Полчаса спустя после всего описанного перед избою Лапши стояла порядочная толпа: ее составляли больше бабы; тут были также и дворовые; между ними особенно звонко тараторила скотница Василиса, одна из главных поджигательниц ненависти против Катерины (Александре Константиновне она не понравилась с первого же дня, и она забыла о ней точно так же, как забыла о ее просьбе). В толпе виднелось также несколько мужиков; в числе последних знаком нам только кузнец Пантелей. Между толпою и воротами перебегали поминутно девчонки и мальчишки; один из самых суетливых был мальчик с белой головой и красным лицом, который с такою свирепостью припадал к рукам господ во время их приезда; мальчик этот отличался вообще необыкновенным любопытством: где бы ни собралась толпа, он уже был туг как тут. Огромные щели ворот были решительно замуровлены головами ребят; к ним вскоре присоединилась востроглазая бабенка, марьинская запевалка и хороводница, та самая, что встретила Лапшу, когда он возвращался домой после падения в вертеп.
– Лошадь уж запрягли, сейчас выедут! – сказала она, поглядев в щель.
Действительно, лошадь уже была запряжена, и все члены переселяемого семейства стояли подле подводы. Они только что вышли из избы, куда заходили с тем, чтобы в последний раз проститься с жилищем. Прощанье, надо думать, было очень тяжело: глядя на дочь и на жену, даже Лапша словно раскис немного. Им оставалось теперь только отворить ворота и ехать; но стечение народа перед избою смущало
Катерину. Она сожалела, что ходила в поле и не уехала до света; отъезд их совершился бы тогда никем не замеченный. Куда как тяжко было ей в настоящую минуту! К счастью, совершенно неожиданно явилось облегченье.
За воротами послышался голос Герасима Афанасьевича. Толпа мигом рассеялась. Герасим вошел на двор.
– Ну, готово? Хорошо. Я с вами пришел проститься, – сказал он, оглядывая добродушно присутствующих, которые поклонились.

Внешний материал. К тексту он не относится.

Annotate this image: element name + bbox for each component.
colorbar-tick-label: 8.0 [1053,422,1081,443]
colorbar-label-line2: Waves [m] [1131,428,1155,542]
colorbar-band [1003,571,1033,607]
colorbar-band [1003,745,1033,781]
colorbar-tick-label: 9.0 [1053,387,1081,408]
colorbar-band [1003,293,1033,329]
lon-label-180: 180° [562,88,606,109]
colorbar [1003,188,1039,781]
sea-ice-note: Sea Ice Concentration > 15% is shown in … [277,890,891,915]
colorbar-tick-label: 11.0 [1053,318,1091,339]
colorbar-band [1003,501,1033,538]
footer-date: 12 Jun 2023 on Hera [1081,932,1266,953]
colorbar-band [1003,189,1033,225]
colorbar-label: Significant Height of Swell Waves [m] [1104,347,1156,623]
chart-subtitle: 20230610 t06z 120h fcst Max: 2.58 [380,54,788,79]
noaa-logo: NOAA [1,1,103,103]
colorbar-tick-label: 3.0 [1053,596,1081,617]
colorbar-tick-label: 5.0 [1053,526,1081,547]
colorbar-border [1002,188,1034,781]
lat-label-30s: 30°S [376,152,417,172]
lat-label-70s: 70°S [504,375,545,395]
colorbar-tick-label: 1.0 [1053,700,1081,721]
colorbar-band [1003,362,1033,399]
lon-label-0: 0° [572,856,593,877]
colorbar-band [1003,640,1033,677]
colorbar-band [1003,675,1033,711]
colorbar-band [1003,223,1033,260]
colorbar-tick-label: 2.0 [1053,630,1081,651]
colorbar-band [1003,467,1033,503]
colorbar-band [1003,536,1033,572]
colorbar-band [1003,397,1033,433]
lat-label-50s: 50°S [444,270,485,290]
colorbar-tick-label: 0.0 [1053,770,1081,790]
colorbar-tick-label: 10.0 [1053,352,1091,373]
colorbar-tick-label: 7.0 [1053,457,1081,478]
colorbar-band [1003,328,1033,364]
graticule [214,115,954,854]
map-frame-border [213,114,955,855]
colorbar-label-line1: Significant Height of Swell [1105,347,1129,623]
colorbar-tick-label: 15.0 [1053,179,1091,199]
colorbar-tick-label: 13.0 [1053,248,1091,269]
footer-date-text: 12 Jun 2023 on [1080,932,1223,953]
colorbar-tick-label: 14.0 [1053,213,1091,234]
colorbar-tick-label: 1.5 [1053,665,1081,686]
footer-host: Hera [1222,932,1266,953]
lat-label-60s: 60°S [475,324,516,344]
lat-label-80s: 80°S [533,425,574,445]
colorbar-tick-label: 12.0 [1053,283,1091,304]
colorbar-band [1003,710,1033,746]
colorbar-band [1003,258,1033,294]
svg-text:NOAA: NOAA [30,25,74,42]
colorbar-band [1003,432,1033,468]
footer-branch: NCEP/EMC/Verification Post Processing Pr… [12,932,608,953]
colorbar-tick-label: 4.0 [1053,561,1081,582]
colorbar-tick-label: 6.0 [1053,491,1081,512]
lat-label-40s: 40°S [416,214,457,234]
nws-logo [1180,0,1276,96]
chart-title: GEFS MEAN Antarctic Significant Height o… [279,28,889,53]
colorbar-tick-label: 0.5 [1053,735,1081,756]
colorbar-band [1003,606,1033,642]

Катерина подошла к старику и шопотом передала ему об уловке, придуманной ею для заманки Дуни (Дуня стояла в десяти шагах, угрюмо опершись на палку).
Герасим громко повторил слова Катерины, после чего передал всем барский поклон и приступил к подробному изложению их обязанностей как в отношении к самим себе, так и в отношении к исполнению службы.
– Ну, с богом теперь, с богом! – заключил он, отходя в сторону.
Ворота заскрипели, заскрипела подвода, и раздались глухие, сдержанные рыдания.
Герасим Афанасьевич шел между Катериной и ее дочерью и не переставал их уговаривать; особенно часто обращался он к последней, которая не могла так владеть собою, как мать, и громко плакала. Хотя управителя не больно боялись, но, зная его близость к господам, никто из ненавистников переселяемого семейства не посмел выразить своего прощального привета, Пантелей, скотница Василиса и другие враги
Катерины уходили в глубину ворот по мере того, как подвода проезжала мимо.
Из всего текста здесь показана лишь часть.